Share

5. Perbedaan

"Lapor komandan!" Eldric bercanda.

Suara anggun wanita menyusul terdengar. "Makan?"

"Sudah," jawab Eldric manja, lalu disusul suara pria bersuara berat. [Peregangan?]

Raut wajahnya mendadak kaget. "Benar, aku lupa."

[Dasar bandel] omel sang ayah. "Sorry, Mr. James Peterson."

[Kapan kamu pulang ke Beijing, Nak?] tanyanya.

Belum sempat dijawab, Eldric terkekeh kecil sebab mendengar perdebatan kecil di telepon.

[Kenapa menanyakan itu? Proyek besar anak kita baru saja dimulai.]
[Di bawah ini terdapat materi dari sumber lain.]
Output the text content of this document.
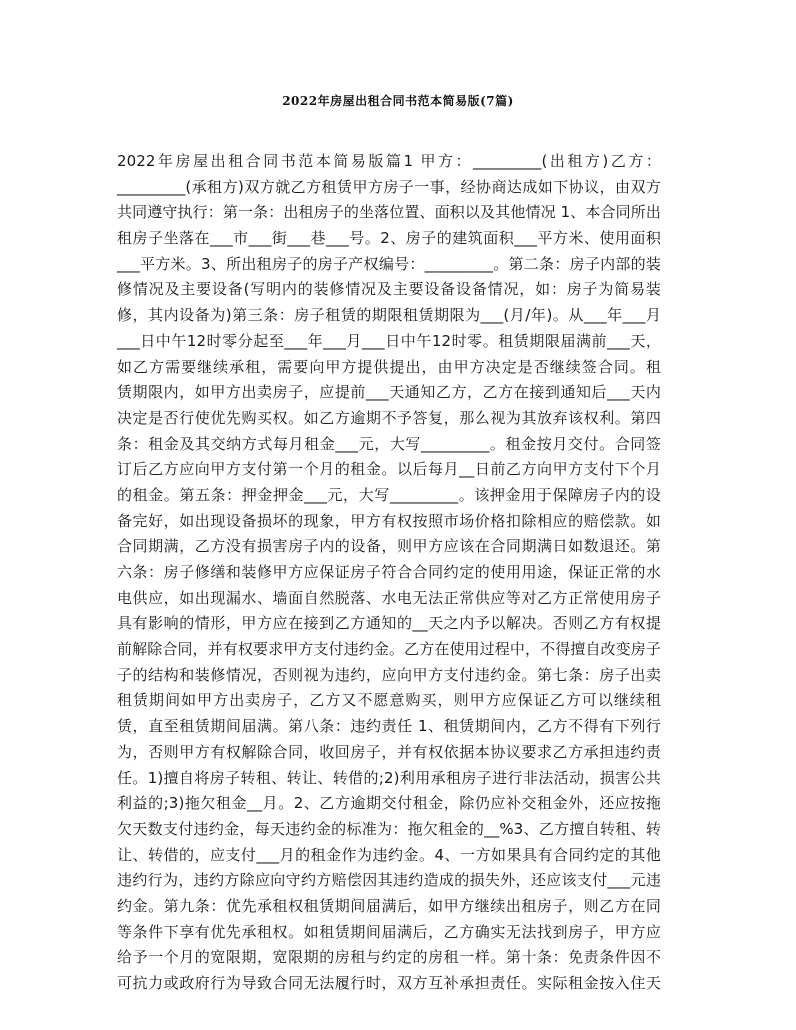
2022年房屋出租合同书范本简易版(7篇)
2022年房屋出租合同书范本简易版篇1 甲方：_________(出租方)乙方：
_________(承租方)双方就乙方租赁甲方房子一事，经协商达成如下协议，由双方
共同遵守执行：第一条：出租房子的坐落位置、面积以及其他情况 1、本合同所出
租房子坐落在___市___街___巷___号。2、房子的建筑面积___平方米、使用面积
___平方米。3、所出租房子的房子产权编号：_________。第二条：房子内部的装
修情况及主要设备(写明内的装修情况及主要设备设备情况，如：房子为简易装
修，其内设备为)第三条：房子租赁的期限租赁期限为___(月/年)。从___年___月
___日中午12时零分起至___年___月___日中午12时零。租赁期限届满前___天，
如乙方需要继续承租，需要向甲方提供提出，由甲方决定是否继续签合同。租
赁期限内，如甲方出卖房子，应提前___天通知乙方，乙方在接到通知后___天内
决定是否行使优先购买权。如乙方逾期不予答复，那么视为其放弃该权利。第四
条：租金及其交纳方式每月租金___元，大写_________。租金按月交付。合同签
订后乙方应向甲方支付第一个月的租金。以后每月__日前乙方向甲方支付下个月
的租金。第五条：押金押金___元，大写_________。该押金用于保障房子内的设
备完好，如出现设备损坏的现象，甲方有权按照市场价格扣除相应的赔偿款。如
合同期满，乙方没有损害房子内的设备，则甲方应该在合同期满日如数退还。第
六条：房子修缮和装修甲方应保证房子符合合同约定的使用用途，保证正常的水
电供应，如出现漏水、墙面自然脱落、水电无法正常供应等对乙方正常使用房子
具有影响的情形，甲方应在接到乙方通知的__天之内予以解决。否则乙方有权提
前解除合同，并有权要求甲方支付违约金。乙方在使用过程中，不得擅自改变房子
子的结构和装修情况，否则视为违约，应向甲方支付违约金。第七条：房子出卖
租赁期间如甲方出卖房子，乙方又不愿意购买，则甲方应保证乙方可以继续租
赁，直至租赁期间届满。第八条：违约责任 1、租赁期间内，乙方不得有下列行
为，否则甲方有权解除合同，收回房子，并有权依据本协议要求乙方承担违约责
任。1)擅自将房子转租、转让、转借的;2)利用承租房子进行非法活动，损害公共
利益的;3)拖欠租金__月。2、乙方逾期交付租金，除仍应补交租金外，还应按拖
欠天数支付违约金，每天违约金的标准为：拖欠租金的__%3、乙方擅自转租、转
让、转借的，应支付___月的租金作为违约金。4、一方如果具有合同约定的其他
违约行为，违约方除应向守约方赔偿因其违约造成的损失外，还应该支付___元违
约金。第九条：优先承租权租赁期间届满后，如甲方继续出租房子，则乙方在同
等条件下享有优先承租权。如租赁期间届满后，乙方确实无法找到房子，甲方应
给予一个月的宽限期，宽限期的房租与约定的房租一样。第十条：免责条件因不
可抗力或政府行为导致合同无法履行时，双方互补承担责任。实际租金按入住天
[Seorang ibu wajib menanyakan kapan pulang, Sayang.]

Eldric menggaruk pelipisnya. "Eum ... Nyonya Bae Lui? Aku pasti akan menghubungimu seminggu sebelum pulang, jangan khawatir."

[Anak baik, ibu akan menantikannya!]

[Kalau begitu, sudah dulu ya!] sela Mr. Peterson, [Sayang, ayo jangan mengganggu waktu istirahatnya lagi.]

"Sampai jumpa! Aku sayang kalian, selalu."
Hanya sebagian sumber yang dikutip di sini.